Since I simply can't see a way to top the performance of the past 30+ days, I was thinking maybe I should go out on a high note, and retire to Maui immediately.  Then I remembered: Wait a minute, I already live on Maui!  So instead, I considered retiring to some dank inner-city apartment with noisy plumbing in a high-crime area.  That didn't sound appealing at all, though... so in the end I decided I'd keep trading and writing updates.  I'll have to put off my dreams for another day! 

And I'd better, because as of right this minute: I don't know.  I've been staring at charts a lot over the last few days, and they haven't gotten much clearer.
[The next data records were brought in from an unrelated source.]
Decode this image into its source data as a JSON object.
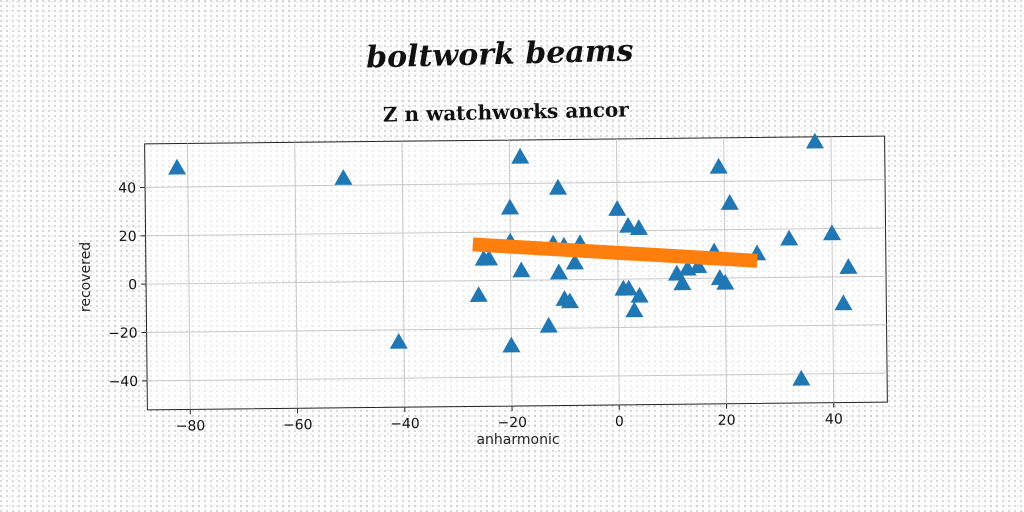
{
  "banner": {
    "title": "boltwork beams"
  },
  "chart_data": {
    "type": "scatter",
    "title": "Z n watchworks ancor",
    "xlabel": "anharmonic",
    "ylabel": "recovered",
    "xlim": [
      -88,
      50
    ],
    "ylim": [
      -52,
      58
    ],
    "xticks": [
      -80,
      -60,
      -40,
      -20,
      0,
      20,
      40
    ],
    "yticks": [
      -40,
      -20,
      0,
      20,
      40
    ],
    "xtick_labels": [
      "−80",
      "−60",
      "−40",
      "−20",
      "0",
      "20",
      "40"
    ],
    "ytick_labels": [
      "−40",
      "−20",
      "0",
      "20",
      "40"
    ],
    "grid": true,
    "series": [
      {
        "marker": "triangle",
        "color": "#1f77b4",
        "points": [
          [
            -82,
            48
          ],
          [
            -51,
            43
          ],
          [
            -41,
            -25
          ],
          [
            -26,
            -6
          ],
          [
            -25,
            9
          ],
          [
            -24,
            9
          ],
          [
            -20,
            30
          ],
          [
            -20,
            16
          ],
          [
            -20,
            -27
          ],
          [
            -18,
            4
          ],
          [
            -18,
            51
          ],
          [
            -13,
            -19
          ],
          [
            -12,
            15
          ],
          [
            -11,
            38
          ],
          [
            -11,
            3
          ],
          [
            -10,
            -8
          ],
          [
            -10,
            14
          ],
          [
            -9,
            -9
          ],
          [
            -8,
            7
          ],
          [
            -7,
            15
          ],
          [
            0,
            29
          ],
          [
            1,
            -4
          ],
          [
            2,
            -4
          ],
          [
            2,
            22
          ],
          [
            3,
            -13
          ],
          [
            4,
            21
          ],
          [
            4,
            -7
          ],
          [
            11,
            2
          ],
          [
            12,
            -2
          ],
          [
            13,
            4
          ],
          [
            15,
            5
          ],
          [
            18,
            11
          ],
          [
            19,
            46
          ],
          [
            19,
            0
          ],
          [
            20,
            -2
          ],
          [
            21,
            31
          ],
          [
            26,
            10
          ],
          [
            32,
            16
          ],
          [
            34,
            -42
          ],
          [
            37,
            56
          ],
          [
            40,
            18
          ],
          [
            42,
            -11
          ],
          [
            43,
            4
          ]
        ]
      },
      {
        "type": "line",
        "color": "#ff7f0e",
        "x": [
          -27,
          26
        ],
        "y": [
          15,
          7
        ]
      }
    ]
  }
}
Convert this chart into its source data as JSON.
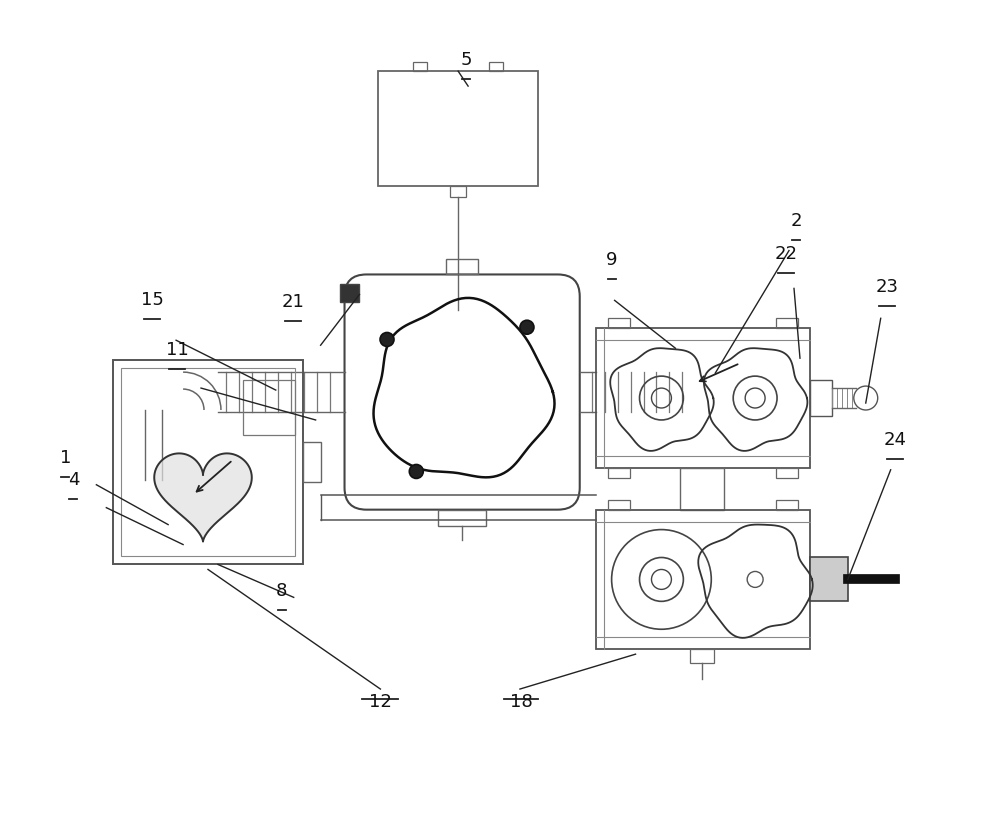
{
  "bg_color": "#ffffff",
  "lc": "#555555",
  "lc_dark": "#333333",
  "lw": 1.2,
  "figsize": [
    10.0,
    8.19
  ],
  "dpi": 100
}
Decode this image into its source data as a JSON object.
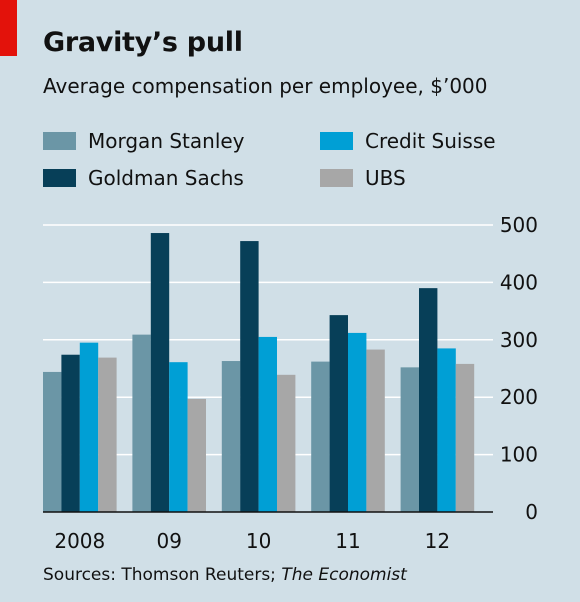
{
  "title": "Gravity’s pull",
  "subtitle": "Average compensation per employee, $’000",
  "source_prefix": "Sources: Thomson Reuters; ",
  "source_italic": "The Economist",
  "colors": {
    "background": "#d0dfe7",
    "red_tag": "#e3120b",
    "grid": "#ffffff",
    "axis": "#111111"
  },
  "chart_data": {
    "type": "bar",
    "title": "Gravity’s pull",
    "subtitle": "Average compensation per employee, $’000",
    "categories": [
      "2008",
      "09",
      "10",
      "11",
      "12"
    ],
    "series": [
      {
        "name": "Morgan Stanley",
        "color": "#6b96a6",
        "values": [
          244,
          309,
          263,
          262,
          252
        ]
      },
      {
        "name": "Goldman Sachs",
        "color": "#073f58",
        "values": [
          274,
          486,
          472,
          343,
          390
        ]
      },
      {
        "name": "Credit Suisse",
        "color": "#009fd5",
        "values": [
          295,
          261,
          305,
          312,
          285
        ]
      },
      {
        "name": "UBS",
        "color": "#a7a7a7",
        "values": [
          269,
          197,
          239,
          283,
          258
        ]
      }
    ],
    "ylim": [
      0,
      500
    ],
    "yticks": [
      0,
      100,
      200,
      300,
      400,
      500
    ],
    "grid": true,
    "y_axis_side": "right",
    "legend_position": "top"
  }
}
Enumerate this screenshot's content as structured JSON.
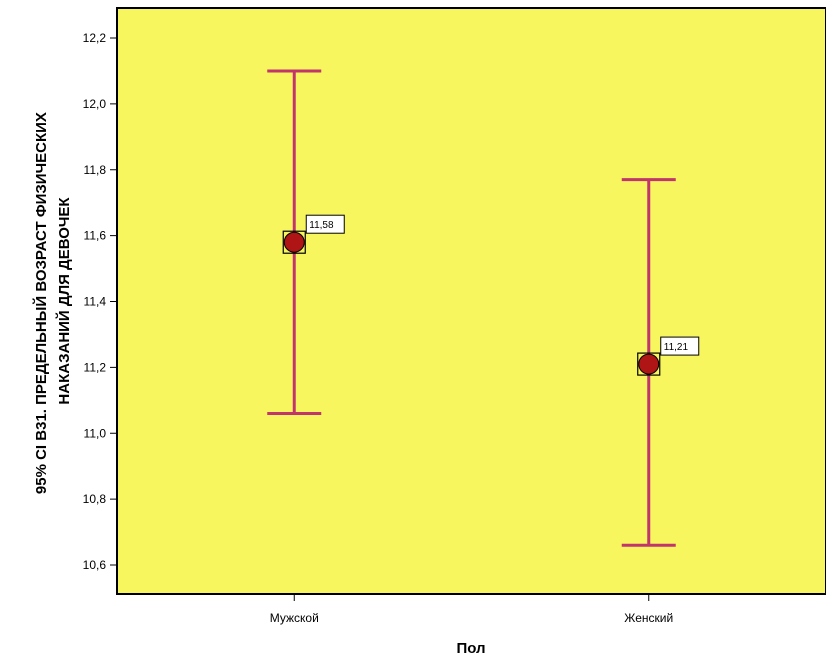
{
  "chart_data": {
    "type": "errorbar",
    "categories": [
      "Мужской",
      "Женский"
    ],
    "series": [
      {
        "means": [
          11.58,
          11.21
        ],
        "lower": [
          11.06,
          10.66
        ],
        "upper": [
          12.1,
          11.77
        ],
        "mean_labels": [
          "11,58",
          "11,21"
        ]
      }
    ],
    "xlabel": "Пол",
    "ylabel_lines": [
      "95% CI В31. ПРЕДЕЛЬНЫЙ ВОЗРАСТ ФИЗИЧЕСКИХ",
      "НАКАЗАНИЙ ДЛЯ ДЕВОЧЕК"
    ],
    "ylim": [
      10.5,
      12.3
    ],
    "yticks": [
      10.6,
      10.8,
      11.0,
      11.2,
      11.4,
      11.6,
      11.8,
      12.0,
      12.2
    ],
    "ytick_labels": [
      "10,6",
      "10,8",
      "11,0",
      "11,2",
      "11,4",
      "11,6",
      "11,8",
      "12,0",
      "12,2"
    ],
    "grid": false,
    "colors": {
      "plot_background": "#f8f65e",
      "error_bar": "#c1356c",
      "marker_fill": "#b01515"
    }
  }
}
I'm basically split roughly 55/45 in favor of the bears, but it's almost too close to call.  Let's start off with one of the charts that seems to be saying bears have a slight edge over the intermediate term:


 
The S&P 500 has all the required ingredients for a completed fourth wave, but I'm more inclined to believe it's incomplete.  Bulls must hold the 1598 low, since trade beneath that level would suggest a strong third wave decline.




Near-term SPX below:



The Russell 2000 (RUT) is also leaning me toward the idea that the final low isn't in yet.  The pattern here is hard to count as complete, because there are some very slight subtleties which are just a little bit off (not unlike myself).  Again, it falls into the "too close to call" range.



In conclusion, it is technically possible that 1598 marks ALL OF wave C of iv, meaning the market would hold that low and proceed to new highs rather directly -- but I feel there are slightly better odds that the correction lower is still unfolding.  We'll keep an eye on things going forward, and hopefully the next few sessions will offer additional clarity.  Trade safe.